Actually, by the end of this year, we’ll be rolling out our own collagen-based product. In the years to come, we hope to do more in our Amnio world within the sports medicine side, as well as in the nerve regen. Later on in the years to come, we also see ourselves doing an antimicrobial biologic. All in all, when you look at the diversification of where our revenue is coming from, as I mentioned, we are trying to work harder, becoming more of that pure play regenerative biologics company. Getting to our third thing, profitability. You know, when you think about profitability, it comes in many ways. What we’ve been able to do in way of creating greater operating leverage by really watching our expenses. This is something that we’ll continue to do over time. It’s the one thing you can control.

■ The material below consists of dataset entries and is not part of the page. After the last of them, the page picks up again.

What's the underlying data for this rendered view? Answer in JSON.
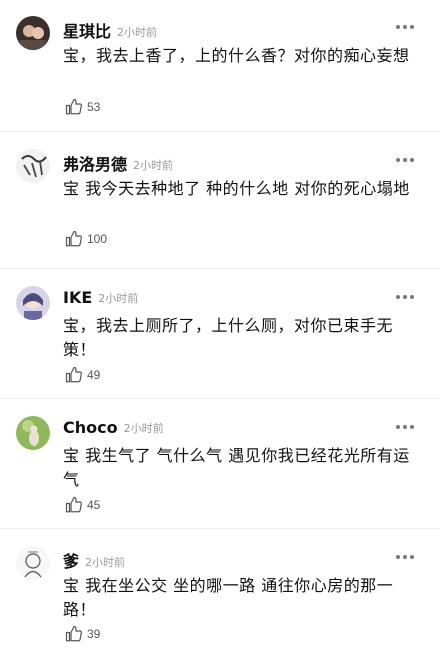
{
  "comments": [
    {
      "user": "星琪比",
      "time": "2小时前",
      "text": "宝，我去上香了，上的什么香？对你的痴心妄想",
      "likes": "53",
      "avatar": "photo-avatar"
    },
    {
      "user": "弗洛男德",
      "time": "2小时前",
      "text": "宝 我今天去种地了 种的什么地 对你的死心塌地",
      "likes": "100",
      "avatar": "sketch-avatar"
    },
    {
      "user": "IKE",
      "time": "2小时前",
      "text": "宝，我去上厕所了，上什么厕，对你已束手无策！",
      "likes": "49",
      "avatar": "anime-avatar"
    },
    {
      "user": "Choco",
      "time": "2小时前",
      "text": "宝 我生气了 气什么气 遇见你我已经花光所有运气",
      "likes": "45",
      "avatar": "green-avatar"
    },
    {
      "user": "爹",
      "time": "2小时前",
      "text": "宝 我在坐公交 坐的哪一路 通往你心房的那一路！",
      "likes": "39",
      "avatar": "drawing-avatar"
    }
  ],
  "icons": {
    "more": "more-dots-icon",
    "like": "thumbs-up-icon"
  }
}
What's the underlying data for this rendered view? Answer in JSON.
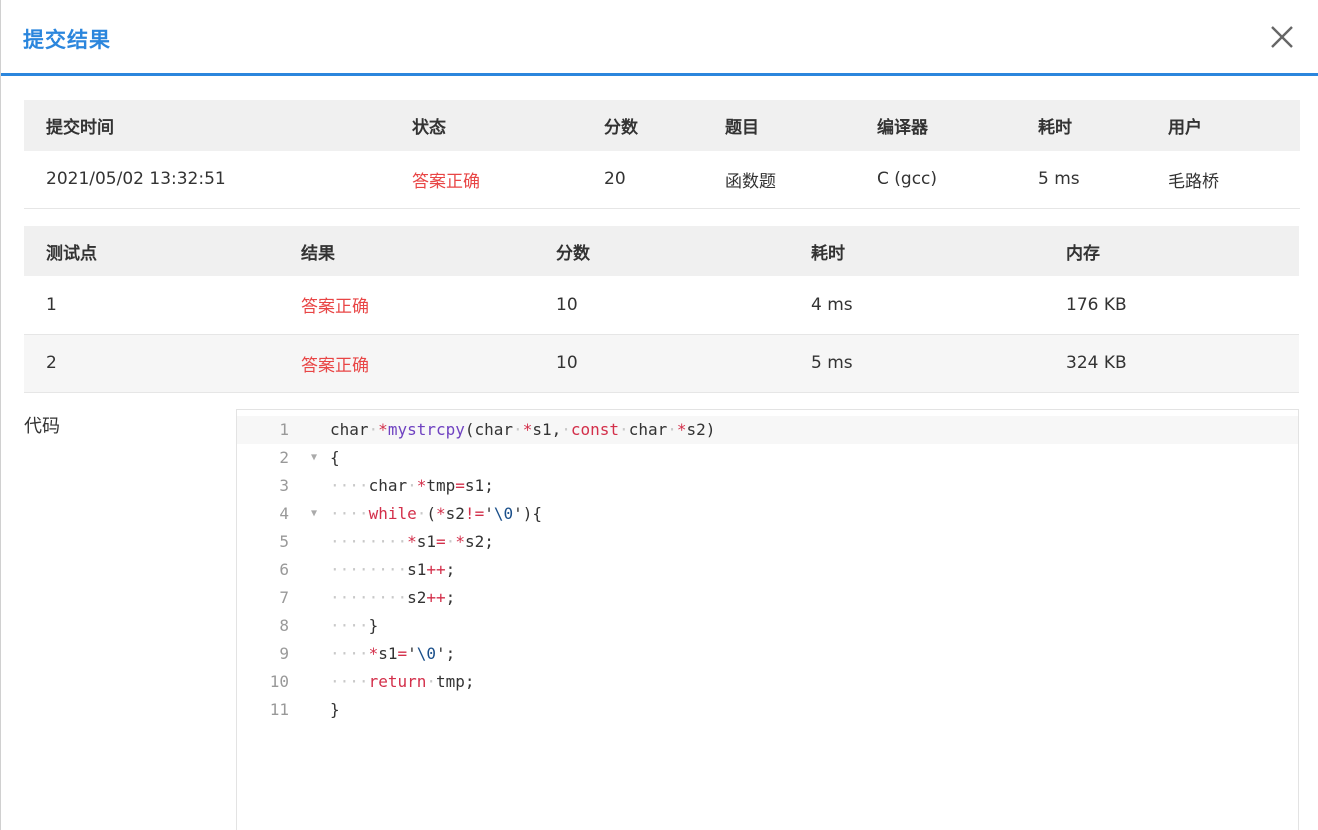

Two, drive greater penetration of distributor and IDN contracts. That’s essentially, you know, if there’s one thing that our business needs to do a better job on, it’s getting more of that share that we have of those independent agents that are out there today. Get them to sell another product line, get them to sell more of what we’re doing. Third, drive sales of Xtant branded products. Needless to say, those are substantially more profitable for us, but also it helps drive the brand. Last but not least, monetize any excess capacity through any OEM and/or contract manufacturing deals that we might have. That gives you a sense as to what we’re focused on. When you look at our improving financials, when you look at Q2 2025, you’ll see this is a continuation of the trends of positive net income, positive adjusted EBITDA, and positive operating cash positive.

When you look at also what’s happening from our balance sheet perspective, as I mentioned, the $19.2 million proceeds from the sale of our non-core lines, this is not built into where our cash will be, nor is the royalty dollars that we received at the end, or I should say because of what happened in Q2. We’ve got $4 to $5 million that would go into that cash balance already. On top of whenever the business closes, we will be splitting half of that going towards long-term debt and the other half going towards our cash position. As I mentioned earlier, we will not be looking to raise any capital. We don’t need to, which is something I know that investors in the past had worried about our tight cash position. This is something to say resoundingly, we will not need to do that.

With that said, let me go back to where we started. I see we’re at a great, and hopefully by the end of this presentation, you’re convinced that we’re hitting on really all cylinders right now, both operationally and financially. We’ve got a large market opportunity to go after. We’re vertically integrated. We’ve got high growth, and we’re profitable today. We’ve got a broad commercial reach in way of a platform by which we can leverage and really get greater penetration in. We have a balance sheet that’s got significantly more strength. We’ve got an innovative product line, or at least product pipeline of products that are coming and hitting in those growing markets, addressing a growing set of surgeon and patient needs. That is my presentation today. I look forward to catching up with those of you who have set up one-on-one meetings.

Unidentified speaker: Sean, thank you for leading a productive and informative presentation on behalf of Xtant Medical Holdings Inc. We appreciate the time that went into putting this together and are grateful for the team’s participation at our conference this year.